Rogers, who has a multi-decade career writing for sitcoms, movies, animated series and comics, also dropped a few more details regarding The Kingkiller Chronicle TV show while describing new economic pressures on writers, particularly long development periods that stick writers in exclusive contracts with long gaps between the actual paid work of writing episodes.

"This show, I'm in year two, going into three, of development, we won't shoot it until next year. Well probably late this year, actually. But you can't just pay me for six months worth of work for four years worth of work, to make, by the way, ten episodes of television," Rogers said.
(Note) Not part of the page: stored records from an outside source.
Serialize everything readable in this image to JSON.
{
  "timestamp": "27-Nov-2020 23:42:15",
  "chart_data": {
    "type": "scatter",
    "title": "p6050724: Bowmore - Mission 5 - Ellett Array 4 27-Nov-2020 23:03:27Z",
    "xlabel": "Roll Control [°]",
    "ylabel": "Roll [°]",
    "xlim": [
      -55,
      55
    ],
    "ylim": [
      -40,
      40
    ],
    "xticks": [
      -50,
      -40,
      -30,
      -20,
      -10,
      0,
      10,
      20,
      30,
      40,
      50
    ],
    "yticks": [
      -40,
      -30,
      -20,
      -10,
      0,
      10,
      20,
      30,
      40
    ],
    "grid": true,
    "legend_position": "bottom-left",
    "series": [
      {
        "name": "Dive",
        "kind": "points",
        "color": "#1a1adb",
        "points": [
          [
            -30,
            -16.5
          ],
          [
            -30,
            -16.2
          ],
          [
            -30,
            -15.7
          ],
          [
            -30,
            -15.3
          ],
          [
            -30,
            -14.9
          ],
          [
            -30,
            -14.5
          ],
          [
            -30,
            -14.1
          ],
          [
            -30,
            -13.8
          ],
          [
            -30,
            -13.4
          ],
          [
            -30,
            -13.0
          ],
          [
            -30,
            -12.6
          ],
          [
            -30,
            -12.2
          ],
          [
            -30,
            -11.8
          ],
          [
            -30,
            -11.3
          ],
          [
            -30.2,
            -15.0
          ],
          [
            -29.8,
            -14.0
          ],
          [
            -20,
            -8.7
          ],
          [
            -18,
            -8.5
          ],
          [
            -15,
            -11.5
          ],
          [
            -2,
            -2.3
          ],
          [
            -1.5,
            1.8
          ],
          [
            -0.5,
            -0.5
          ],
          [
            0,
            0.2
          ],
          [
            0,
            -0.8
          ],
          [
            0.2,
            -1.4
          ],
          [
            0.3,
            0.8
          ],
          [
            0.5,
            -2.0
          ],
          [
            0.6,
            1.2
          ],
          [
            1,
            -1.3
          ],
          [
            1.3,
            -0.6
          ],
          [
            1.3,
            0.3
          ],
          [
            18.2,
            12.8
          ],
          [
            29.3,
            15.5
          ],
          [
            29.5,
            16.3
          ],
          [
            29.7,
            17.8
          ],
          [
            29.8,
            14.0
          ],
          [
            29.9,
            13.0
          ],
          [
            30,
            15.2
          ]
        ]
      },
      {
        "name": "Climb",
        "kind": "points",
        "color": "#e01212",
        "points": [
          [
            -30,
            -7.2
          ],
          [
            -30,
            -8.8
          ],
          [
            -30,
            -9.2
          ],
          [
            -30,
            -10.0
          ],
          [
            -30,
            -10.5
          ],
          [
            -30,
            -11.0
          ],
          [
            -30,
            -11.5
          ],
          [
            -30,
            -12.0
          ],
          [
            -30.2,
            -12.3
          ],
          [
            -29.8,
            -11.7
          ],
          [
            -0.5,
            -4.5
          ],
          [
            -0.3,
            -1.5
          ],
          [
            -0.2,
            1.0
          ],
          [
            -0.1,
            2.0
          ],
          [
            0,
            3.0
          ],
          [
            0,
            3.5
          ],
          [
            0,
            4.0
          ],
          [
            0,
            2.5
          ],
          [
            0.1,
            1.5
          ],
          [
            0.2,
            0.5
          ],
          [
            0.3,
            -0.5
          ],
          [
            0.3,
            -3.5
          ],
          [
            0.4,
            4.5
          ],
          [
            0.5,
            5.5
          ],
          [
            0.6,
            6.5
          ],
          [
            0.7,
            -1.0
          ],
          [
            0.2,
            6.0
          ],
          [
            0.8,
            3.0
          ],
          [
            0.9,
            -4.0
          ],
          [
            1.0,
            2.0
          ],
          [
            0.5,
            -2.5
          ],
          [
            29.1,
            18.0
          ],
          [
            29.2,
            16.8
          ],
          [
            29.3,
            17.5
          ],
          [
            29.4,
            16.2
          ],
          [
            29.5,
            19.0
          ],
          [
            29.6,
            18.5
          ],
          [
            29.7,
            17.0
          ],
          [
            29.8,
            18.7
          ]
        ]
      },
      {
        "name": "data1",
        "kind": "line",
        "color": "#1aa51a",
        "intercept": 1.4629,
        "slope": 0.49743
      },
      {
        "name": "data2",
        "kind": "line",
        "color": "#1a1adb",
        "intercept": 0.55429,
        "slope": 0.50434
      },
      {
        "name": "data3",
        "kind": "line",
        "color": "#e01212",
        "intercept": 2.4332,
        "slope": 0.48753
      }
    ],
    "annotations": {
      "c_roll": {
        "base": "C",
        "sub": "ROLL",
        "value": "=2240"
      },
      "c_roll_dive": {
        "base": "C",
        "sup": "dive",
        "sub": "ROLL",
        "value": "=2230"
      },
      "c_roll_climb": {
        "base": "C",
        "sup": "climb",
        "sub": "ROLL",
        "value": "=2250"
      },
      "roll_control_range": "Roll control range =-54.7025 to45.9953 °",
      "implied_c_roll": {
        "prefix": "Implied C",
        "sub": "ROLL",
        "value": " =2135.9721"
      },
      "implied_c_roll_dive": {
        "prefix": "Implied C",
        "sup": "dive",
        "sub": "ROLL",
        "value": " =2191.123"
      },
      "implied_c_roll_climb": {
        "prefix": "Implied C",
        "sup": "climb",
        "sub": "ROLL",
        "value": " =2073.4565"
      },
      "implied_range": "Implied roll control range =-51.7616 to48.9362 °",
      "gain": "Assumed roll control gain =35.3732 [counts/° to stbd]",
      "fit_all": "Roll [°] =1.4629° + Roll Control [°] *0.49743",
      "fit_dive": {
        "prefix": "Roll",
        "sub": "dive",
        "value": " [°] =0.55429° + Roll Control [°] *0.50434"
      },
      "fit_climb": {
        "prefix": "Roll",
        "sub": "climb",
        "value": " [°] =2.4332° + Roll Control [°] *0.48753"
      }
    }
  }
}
In the context of the discussion, it's possible Rogers was speaking theoretically regarding the number of episodes in the first season of The Kingkiller Chronicle series, since he was using it as an example to highlight new changes to pay structures the Writer's Guild of America is pursuing. But it sounds like The Kingkiller Chronicle series will begin filming a ten episode first season late this year. What that means for an actual series release date isn't clear, but there's a distinct possibility we'll be singing along with Rogers, Miranda and the Edema Ruh some time in 2020.